As she caught sight of the man in the doorway, Sybil shook her head. She'd been right, he was barely able to stand. Immediately she stepped forward, wrapped an arm about his shoulders to steady him. It was an instinctive response, and it was only afterwards that his words truly registered. He was burning – burning up with fever, even through the layers of her dress she could feel the heat from where her arm made contact with him. The air smelt of sickness.
It was only then that she felt a hint of fear. Supposing this was all real? She could catch it from him, couldn't she? She could end up as sick as her patient.
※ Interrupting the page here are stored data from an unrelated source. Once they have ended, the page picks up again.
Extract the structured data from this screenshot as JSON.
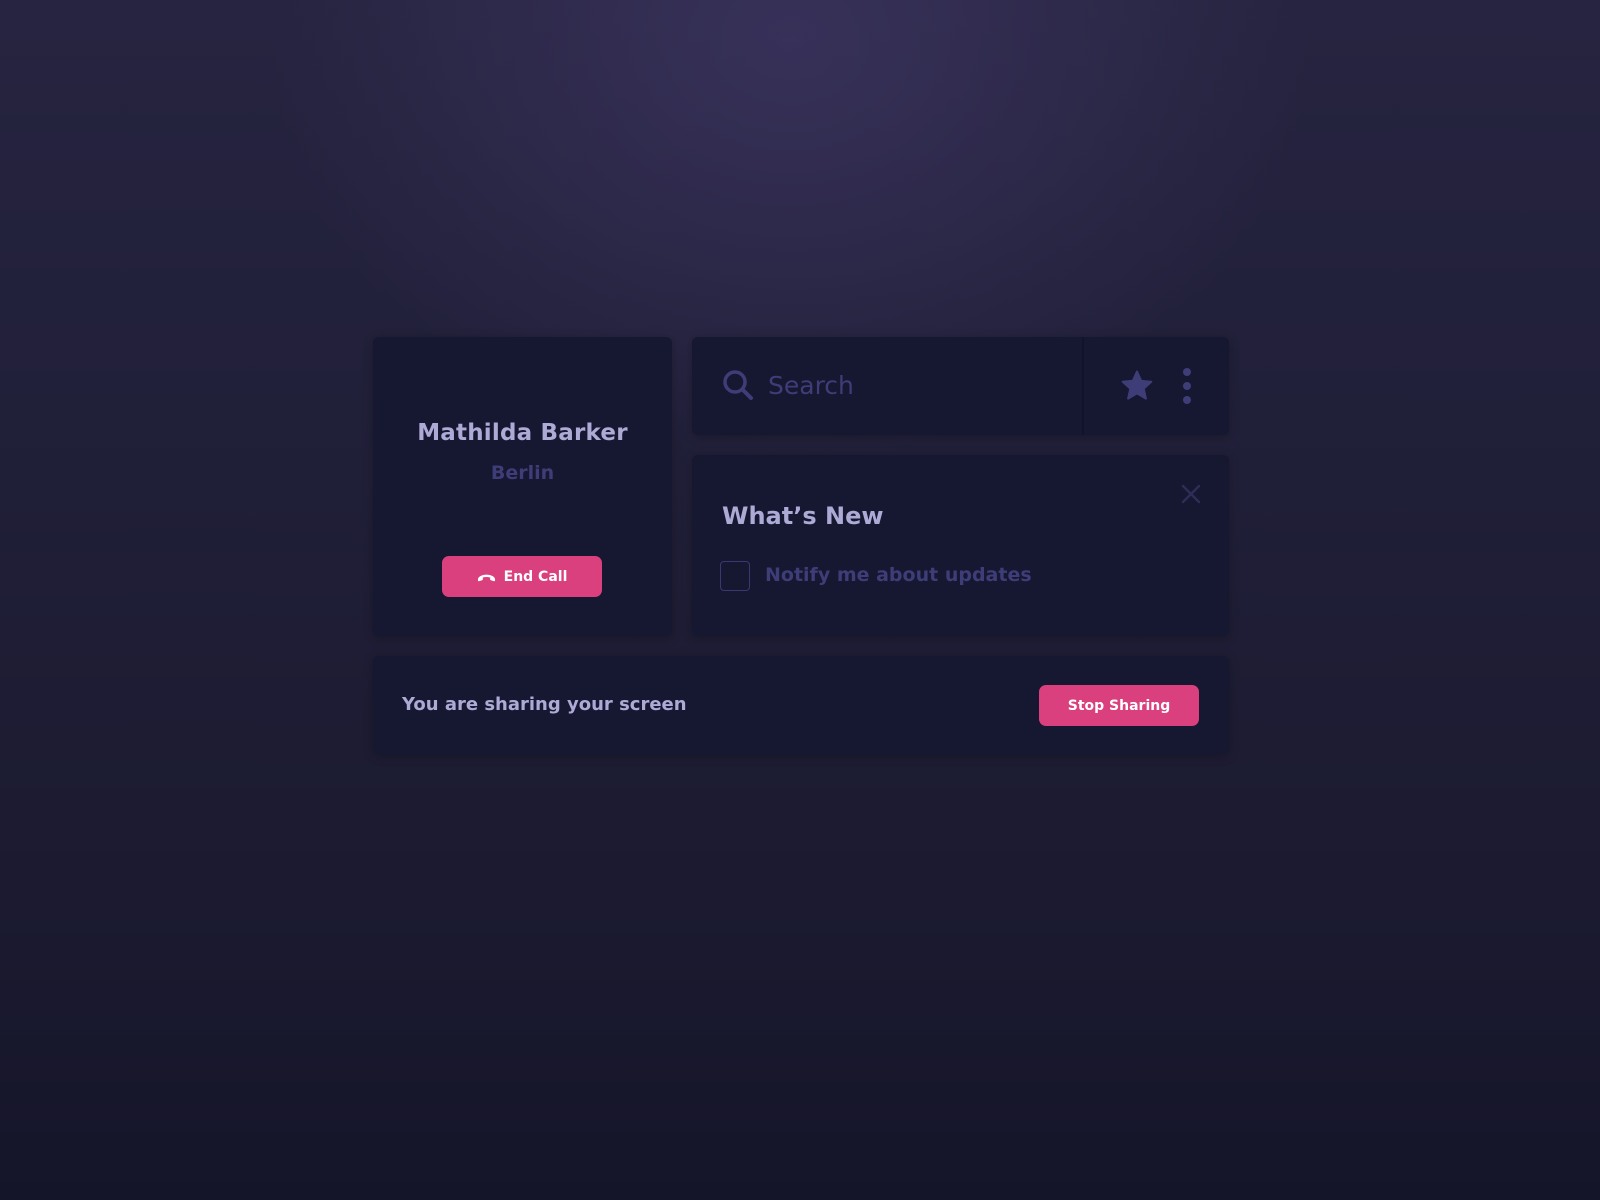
{
  "profile": {
    "name": "Mathilda Barker",
    "city": "Berlin",
    "end_call_label": "End Call"
  },
  "search": {
    "placeholder": "Search",
    "icons": [
      "search-icon",
      "star-icon",
      "more-vertical-icon"
    ]
  },
  "whats_new": {
    "title": "What’s New",
    "checkbox_label": "Notify me about updates",
    "checkbox_checked": false
  },
  "share_bar": {
    "message": "You are sharing your screen",
    "stop_label": "Stop Sharing"
  },
  "colors": {
    "accent": "#da3f7e",
    "card": "#161730",
    "text_primary": "#aeaad6",
    "text_muted": "#3f3d78"
  }
}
Sybil knew it happened that way; nurses got sick despite every precaution, and this little flat of his was hardly as clean and sterile as a hospital. She didn't have anything to treat him with, either, and for a moment she wondered just what she was doing here, what good she would be able to do.
Then she looked at him, the man urging her to burn down his tenement block, feverish and afraid, and she knew. 'I know the risk,' she told him, and for that moment there was something soft and gentle in her voice, before she returned to brisk practicality.
'Let's get you back to bed,' she decided, and began to help him slowly along the hallway. 'You told me you suspect plague-' it was unreasonable, but she'd take his fears seriously. From the way he spoke, the way he looked, likely he wasn't from this place either. 'Have you got a rash, or any large swellings – under your arms, say?'
If he had, Sybil was in far more trouble than she'd bargained for.